Tarver agreed with me about Jones when he watched Glen Johnson destroy his old opponent.
“I don’t want to see him in the ring ever again,” Tarver told The Ring magazine. “Let the man ride off into the sunset so that we, five years from now, 10 years from now, can shake his hand and he can be correspondent with everyone like the true champion he really is. That’s my wish.”
But somehow Jones become so damn good that Tarver fought him a year later. Jones hadn’t fought since losing to Glen Johnson, and offered no proof that he returned to his winning ways. Was Tarver lying? Did he know that Jones was still a threat? Or is the more likely possibility true — that Tarver avoided a tough fight and went for the money instead?
“Roy is like the fastest gun in the West,” trainer Buddy McGirt once said. “But when you fire back, he doesn’t do too good.”
Very true, McGirt. But I venture further. The quick draw only supplied half of the Jones mystique. The other half lay in Jones’s belief that he — like Superman — was bulletproof.
Jones didn’t bend the law of boxing because he was brave. He bent them because he though there was no danger. But the fear set in when the reflexes faded and someone finally clipped him. I believe that Jones’s sluggish performance in his last two fights stemmed from his desire to avoid punishment. Jones once dominated the ring. But after the third fight with Tarver, the once proud Jones could only take pride in not being knocked out.
At present, Tarver isn’t ranked by half of the sanctioning bodies in boxing. And while I viewed those bodies’ reluctance to sanction Tarver-Johnson with disgust, I’m starting to see their point. I consider myself a Johnson fan, but do you mean to tell me that the only man who could have KO’d Jones aside from Tarver just happened to be the next man he fought?

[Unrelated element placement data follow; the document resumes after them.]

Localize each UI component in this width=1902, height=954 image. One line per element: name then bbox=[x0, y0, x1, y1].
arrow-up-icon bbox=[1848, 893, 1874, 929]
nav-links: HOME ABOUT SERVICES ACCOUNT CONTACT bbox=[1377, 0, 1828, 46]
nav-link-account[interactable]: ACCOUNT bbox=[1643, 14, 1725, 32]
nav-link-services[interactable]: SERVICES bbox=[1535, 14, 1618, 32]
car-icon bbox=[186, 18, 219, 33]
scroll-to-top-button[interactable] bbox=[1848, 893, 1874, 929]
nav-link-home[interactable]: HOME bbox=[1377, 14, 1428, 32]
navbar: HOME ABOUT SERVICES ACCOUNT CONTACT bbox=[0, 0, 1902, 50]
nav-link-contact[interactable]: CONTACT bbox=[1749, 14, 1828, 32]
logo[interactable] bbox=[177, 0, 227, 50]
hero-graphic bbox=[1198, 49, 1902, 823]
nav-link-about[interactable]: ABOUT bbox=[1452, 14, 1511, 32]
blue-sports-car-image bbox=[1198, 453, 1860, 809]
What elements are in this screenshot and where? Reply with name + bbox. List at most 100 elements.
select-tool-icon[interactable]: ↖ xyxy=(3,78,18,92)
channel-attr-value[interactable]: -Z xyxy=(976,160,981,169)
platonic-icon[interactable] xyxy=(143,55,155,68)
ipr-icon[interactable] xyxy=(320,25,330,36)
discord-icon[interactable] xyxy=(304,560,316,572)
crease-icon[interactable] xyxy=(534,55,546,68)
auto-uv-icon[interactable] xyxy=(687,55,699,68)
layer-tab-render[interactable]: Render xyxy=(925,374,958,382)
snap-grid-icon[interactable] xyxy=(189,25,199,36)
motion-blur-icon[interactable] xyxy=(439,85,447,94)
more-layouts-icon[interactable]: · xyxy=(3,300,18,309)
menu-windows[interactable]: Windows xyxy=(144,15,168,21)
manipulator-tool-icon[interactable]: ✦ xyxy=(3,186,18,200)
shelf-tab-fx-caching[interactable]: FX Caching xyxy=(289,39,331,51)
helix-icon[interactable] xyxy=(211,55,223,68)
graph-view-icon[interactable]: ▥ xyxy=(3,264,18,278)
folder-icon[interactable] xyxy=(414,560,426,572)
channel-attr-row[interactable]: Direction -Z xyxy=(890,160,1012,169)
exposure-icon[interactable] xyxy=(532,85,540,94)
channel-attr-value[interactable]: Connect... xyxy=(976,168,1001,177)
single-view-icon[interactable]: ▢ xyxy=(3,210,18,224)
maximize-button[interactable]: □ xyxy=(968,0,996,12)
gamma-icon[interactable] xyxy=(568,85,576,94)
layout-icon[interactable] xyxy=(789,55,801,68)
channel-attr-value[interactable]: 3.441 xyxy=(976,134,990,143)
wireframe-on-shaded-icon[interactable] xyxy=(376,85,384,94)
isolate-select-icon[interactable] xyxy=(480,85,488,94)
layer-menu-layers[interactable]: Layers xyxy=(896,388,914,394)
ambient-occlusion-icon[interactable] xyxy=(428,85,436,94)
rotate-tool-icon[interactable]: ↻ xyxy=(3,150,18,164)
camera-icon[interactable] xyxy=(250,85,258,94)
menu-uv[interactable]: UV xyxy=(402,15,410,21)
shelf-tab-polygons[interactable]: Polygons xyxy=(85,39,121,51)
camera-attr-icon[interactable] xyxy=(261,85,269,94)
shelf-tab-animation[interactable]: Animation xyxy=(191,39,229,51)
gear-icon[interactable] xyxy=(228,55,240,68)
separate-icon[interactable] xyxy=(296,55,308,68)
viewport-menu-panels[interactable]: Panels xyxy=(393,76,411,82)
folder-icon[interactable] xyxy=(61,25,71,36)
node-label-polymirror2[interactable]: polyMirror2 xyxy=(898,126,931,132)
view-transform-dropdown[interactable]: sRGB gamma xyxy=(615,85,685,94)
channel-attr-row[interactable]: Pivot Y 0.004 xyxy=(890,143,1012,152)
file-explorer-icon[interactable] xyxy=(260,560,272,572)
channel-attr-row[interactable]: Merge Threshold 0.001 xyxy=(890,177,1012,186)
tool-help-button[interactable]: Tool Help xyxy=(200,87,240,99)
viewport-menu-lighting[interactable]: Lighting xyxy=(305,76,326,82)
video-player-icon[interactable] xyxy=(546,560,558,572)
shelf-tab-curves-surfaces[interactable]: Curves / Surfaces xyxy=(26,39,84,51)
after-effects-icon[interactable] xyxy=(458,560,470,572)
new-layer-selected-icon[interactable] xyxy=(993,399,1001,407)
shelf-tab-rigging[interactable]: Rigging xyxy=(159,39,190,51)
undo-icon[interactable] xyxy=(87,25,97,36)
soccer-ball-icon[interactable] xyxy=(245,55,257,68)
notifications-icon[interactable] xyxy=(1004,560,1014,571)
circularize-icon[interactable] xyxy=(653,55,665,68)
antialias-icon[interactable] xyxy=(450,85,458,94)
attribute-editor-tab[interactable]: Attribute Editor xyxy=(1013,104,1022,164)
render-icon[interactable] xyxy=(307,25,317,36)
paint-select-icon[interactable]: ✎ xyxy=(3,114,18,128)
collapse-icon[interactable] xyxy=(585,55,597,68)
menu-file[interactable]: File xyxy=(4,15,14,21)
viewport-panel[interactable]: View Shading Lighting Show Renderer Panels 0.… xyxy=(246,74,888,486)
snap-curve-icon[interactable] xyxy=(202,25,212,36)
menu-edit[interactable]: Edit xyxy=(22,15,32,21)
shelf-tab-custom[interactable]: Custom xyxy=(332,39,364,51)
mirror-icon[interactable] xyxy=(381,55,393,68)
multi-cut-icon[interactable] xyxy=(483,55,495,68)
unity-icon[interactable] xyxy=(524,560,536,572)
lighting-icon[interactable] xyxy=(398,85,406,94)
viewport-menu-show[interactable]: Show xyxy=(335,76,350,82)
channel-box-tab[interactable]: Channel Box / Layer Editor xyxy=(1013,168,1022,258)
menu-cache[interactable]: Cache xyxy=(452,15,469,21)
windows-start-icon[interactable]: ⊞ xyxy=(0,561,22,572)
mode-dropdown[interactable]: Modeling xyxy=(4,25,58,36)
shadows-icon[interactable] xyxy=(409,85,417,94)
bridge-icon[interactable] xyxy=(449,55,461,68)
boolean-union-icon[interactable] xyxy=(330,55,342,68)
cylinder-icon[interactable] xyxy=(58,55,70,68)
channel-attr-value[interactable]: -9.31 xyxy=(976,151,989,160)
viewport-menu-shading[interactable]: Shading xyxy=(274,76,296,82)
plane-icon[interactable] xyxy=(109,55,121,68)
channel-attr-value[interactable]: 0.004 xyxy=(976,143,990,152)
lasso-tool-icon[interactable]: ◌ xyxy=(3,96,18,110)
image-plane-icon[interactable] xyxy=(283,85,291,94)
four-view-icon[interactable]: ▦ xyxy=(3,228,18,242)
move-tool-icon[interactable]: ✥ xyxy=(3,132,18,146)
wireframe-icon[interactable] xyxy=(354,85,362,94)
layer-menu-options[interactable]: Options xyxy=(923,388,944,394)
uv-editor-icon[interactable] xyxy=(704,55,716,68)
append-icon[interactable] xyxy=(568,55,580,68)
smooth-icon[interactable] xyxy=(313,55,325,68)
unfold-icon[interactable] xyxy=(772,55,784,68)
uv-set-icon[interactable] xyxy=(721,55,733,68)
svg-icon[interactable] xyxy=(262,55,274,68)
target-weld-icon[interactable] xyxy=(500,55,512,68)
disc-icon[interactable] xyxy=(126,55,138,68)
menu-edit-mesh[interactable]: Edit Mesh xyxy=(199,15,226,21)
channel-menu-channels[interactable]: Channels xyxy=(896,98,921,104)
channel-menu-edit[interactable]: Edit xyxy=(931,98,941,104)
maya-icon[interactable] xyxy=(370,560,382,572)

For the past three years a series of uninspired fights between Roy Jones, Antonio Tarver, and Glen Johnson has defined the struggle for supremacy in the light heavyweight division. The only title on the line is the corpse that represents the legacy of Roy Jones. That legacy ceased to mean much after Tarver knocked him out.
In the meantime, three other champions moved into the belts that Jones never recovered. Currently, Tomasz Adamek holds the WBC belt, Fabrice Tiozzo holds the WBA, and Clinton Woods holds the IBF belt. I’m not too convinced that Tarver could beat all of them, and if he did, the fight would be shockingly close.
Remember: Roy Jones handed Clinton Woods with ease in late 2002. But the 2004 Clinton Woods drew with — and later barely lost to — Glen Johnson, who defeated both Jones and Tarver. Fabrice Tiozzo annihilated Michalczewski, the man who Jones refused to fight. The untested Adamek might have the smallest profile, but remember, Antonio Tarver is 37 years old. Some fight well at that age, but they never fight as well.
So what can Tarver do from here? It’s a mistake to assume that he’s really the top dog in his division. For starter, he can take a real fight. I’m sure the other champions would be willing to oblige.